New York University Langone Medical Center, New York, NY, United States.
Aristotle University, Thessaloniki, Greece.
Curr Vasc Pharmacol. 2018;16(3):254-268. doi: 10.2174/1570161115666170621081638.
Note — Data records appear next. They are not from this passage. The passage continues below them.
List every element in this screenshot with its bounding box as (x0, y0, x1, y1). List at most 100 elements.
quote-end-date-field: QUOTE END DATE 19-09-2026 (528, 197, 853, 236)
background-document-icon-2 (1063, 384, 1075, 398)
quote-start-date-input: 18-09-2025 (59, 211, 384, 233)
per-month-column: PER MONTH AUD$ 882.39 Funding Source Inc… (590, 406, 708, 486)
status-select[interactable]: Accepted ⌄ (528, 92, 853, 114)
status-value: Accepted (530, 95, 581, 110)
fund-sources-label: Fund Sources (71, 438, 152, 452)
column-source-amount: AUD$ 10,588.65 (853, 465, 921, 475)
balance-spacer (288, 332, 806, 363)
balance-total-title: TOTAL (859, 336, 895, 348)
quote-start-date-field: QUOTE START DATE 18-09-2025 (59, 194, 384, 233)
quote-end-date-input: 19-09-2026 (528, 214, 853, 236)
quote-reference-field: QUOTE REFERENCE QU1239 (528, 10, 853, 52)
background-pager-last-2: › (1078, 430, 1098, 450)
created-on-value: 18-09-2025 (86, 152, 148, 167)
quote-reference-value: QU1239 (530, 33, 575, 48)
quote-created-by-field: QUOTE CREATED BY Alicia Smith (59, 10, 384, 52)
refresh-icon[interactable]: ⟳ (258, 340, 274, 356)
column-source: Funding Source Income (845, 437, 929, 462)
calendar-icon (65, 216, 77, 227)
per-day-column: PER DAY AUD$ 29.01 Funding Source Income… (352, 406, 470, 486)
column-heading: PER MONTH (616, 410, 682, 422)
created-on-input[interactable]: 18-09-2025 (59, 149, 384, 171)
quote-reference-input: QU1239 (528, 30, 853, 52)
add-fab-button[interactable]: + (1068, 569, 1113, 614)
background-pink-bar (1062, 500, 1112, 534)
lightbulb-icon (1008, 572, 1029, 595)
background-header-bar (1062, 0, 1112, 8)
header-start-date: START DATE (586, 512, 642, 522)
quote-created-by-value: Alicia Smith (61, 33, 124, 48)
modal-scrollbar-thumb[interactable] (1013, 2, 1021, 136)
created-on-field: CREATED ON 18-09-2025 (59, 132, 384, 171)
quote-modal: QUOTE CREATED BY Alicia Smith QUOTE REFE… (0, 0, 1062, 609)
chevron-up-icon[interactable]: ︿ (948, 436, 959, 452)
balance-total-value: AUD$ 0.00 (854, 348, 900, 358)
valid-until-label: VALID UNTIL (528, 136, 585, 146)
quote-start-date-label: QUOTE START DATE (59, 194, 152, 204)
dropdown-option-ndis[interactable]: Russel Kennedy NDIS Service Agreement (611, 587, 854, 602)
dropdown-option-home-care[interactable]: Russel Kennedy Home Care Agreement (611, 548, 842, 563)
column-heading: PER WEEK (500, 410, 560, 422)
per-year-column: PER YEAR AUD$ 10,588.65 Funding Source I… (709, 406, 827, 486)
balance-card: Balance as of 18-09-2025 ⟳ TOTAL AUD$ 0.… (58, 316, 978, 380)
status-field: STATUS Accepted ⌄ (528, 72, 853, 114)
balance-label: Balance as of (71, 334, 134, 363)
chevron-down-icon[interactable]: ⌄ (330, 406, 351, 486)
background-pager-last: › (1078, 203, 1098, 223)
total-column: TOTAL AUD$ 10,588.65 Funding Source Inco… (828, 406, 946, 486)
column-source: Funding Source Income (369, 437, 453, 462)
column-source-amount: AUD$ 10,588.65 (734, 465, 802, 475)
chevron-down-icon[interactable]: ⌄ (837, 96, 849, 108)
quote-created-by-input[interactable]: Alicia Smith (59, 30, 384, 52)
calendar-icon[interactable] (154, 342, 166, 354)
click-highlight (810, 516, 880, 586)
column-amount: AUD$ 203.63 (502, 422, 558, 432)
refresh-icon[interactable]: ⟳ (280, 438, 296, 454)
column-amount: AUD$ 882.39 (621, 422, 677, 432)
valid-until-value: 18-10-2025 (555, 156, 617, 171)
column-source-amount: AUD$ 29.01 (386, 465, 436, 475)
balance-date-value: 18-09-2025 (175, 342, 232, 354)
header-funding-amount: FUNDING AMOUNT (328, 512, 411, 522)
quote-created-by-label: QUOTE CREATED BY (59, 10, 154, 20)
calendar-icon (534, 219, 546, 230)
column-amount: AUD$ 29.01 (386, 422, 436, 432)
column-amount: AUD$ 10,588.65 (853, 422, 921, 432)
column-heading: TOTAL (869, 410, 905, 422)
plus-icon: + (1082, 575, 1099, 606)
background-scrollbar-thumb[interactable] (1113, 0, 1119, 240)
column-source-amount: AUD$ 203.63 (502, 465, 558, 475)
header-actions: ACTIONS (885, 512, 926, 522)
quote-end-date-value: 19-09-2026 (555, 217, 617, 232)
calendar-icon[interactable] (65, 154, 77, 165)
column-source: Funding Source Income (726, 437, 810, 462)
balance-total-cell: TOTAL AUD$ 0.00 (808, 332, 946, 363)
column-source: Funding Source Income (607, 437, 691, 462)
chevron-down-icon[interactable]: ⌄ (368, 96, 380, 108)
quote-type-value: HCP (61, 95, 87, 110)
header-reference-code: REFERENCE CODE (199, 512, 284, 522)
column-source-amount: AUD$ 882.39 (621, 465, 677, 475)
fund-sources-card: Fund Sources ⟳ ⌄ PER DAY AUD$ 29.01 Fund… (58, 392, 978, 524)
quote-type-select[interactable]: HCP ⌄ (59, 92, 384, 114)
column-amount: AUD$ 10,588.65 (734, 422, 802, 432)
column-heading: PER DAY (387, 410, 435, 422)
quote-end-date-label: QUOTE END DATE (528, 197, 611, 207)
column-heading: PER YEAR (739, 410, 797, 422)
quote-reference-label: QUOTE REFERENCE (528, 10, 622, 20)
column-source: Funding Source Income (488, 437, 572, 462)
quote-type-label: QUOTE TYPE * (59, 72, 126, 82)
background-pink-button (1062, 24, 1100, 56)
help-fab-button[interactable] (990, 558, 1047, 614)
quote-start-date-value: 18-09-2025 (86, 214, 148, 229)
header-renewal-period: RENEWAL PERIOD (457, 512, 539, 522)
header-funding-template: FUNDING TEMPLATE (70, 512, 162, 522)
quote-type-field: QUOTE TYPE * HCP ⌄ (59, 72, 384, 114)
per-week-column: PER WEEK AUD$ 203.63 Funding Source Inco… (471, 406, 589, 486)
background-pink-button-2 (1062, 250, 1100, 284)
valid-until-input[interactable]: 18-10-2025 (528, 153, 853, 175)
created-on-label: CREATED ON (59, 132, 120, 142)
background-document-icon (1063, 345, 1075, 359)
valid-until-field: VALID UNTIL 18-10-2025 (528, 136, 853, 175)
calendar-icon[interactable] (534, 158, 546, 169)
Non-alcoholic fatty liver disease (NAFLD) is becoming the most common chronic liver disease. NAFLD may evolve to non-alcoholic steatohepatitis (NASH), which is causally related to cirrhosis and cardiovascular disease (CVD) mortality. There is no generally accepted effective treatment for NAFLD/NASH. Chronic kidney disease (CKD) is relatively common and might co-exist with NAFLD/NASH, aggravate one another, and increase CVD risk. Common therapies could improve outcome. Potent statins at high doses, such as atorvastatin and rosuvastatin, ameliorate NAFLD/NASH and reduce the mortality rates by half as compared with those on the same statins but without liver disease and CVD-related events are reduced by atorvastatin for patients with all stages of CKD. The new anti-diabetic medication classes, the sodium-glucose co-transporter-2 inhibitors (SGLT2i) and the glucagon like peptide receptor agonists (GLP1 RA) for patients with NAFLD/NASH, CKD and T2DM are useful because they ameliorate NAFLD/NASH, delay the evolution of CKD, and substantially reduce CVD and all-cause mortality. Thus, the common use of high potency statins, renin-angiotensin-aldosterone system inhibitors, and the newer anti-diabetic agents increase compliance and can substantially reduce CVD risk and the rate of liver and kidney adverse events, improving quality of life and survival.
非酒精性脂肪性肝病(NAFLD)正成为最常见的慢性肝病。NAFLD 可能发展为非酒精性脂肪性肝炎(NASH),这与肝硬化和心血管疾病(CVD)死亡率有因果关系。目前尚无普遍认可的有效治疗 NAFLD/NASH 的方法。慢性肾脏病(CKD)较为常见,可能与 NAFLD/NASH 并存,相互加重,并增加 CVD 风险。常见的治疗方法可能会改善预后。高剂量强效他汀类药物,如阿托伐他汀和瑞舒伐他汀,可改善 NAFLD/NASH,并使死亡率降低一半,而 CKD 各阶段的患者使用阿托伐他汀可降低与肝脏和 CVD 相关的事件发生率。对于患有 NAFLD/NASH、CKD 和 T2DM 的患者,新型抗糖尿病药物类别,钠-葡萄糖共转运蛋白 2 抑制剂(SGLT2i)和胰高血糖素样肽受体激动剂(GLP1 RA)是有用的,因为它们可以改善 NAFLD/NASH,延缓 CKD 的进展,并显著降低 CVD 和全因死亡率。因此,普遍使用强效他汀类药物、肾素-血管紧张素-醛固酮系统抑制剂和新型抗糖尿病药物可提高依从性,并可显著降低 CVD 风险和肝肾不良事件的发生率,提高生活质量和生存率。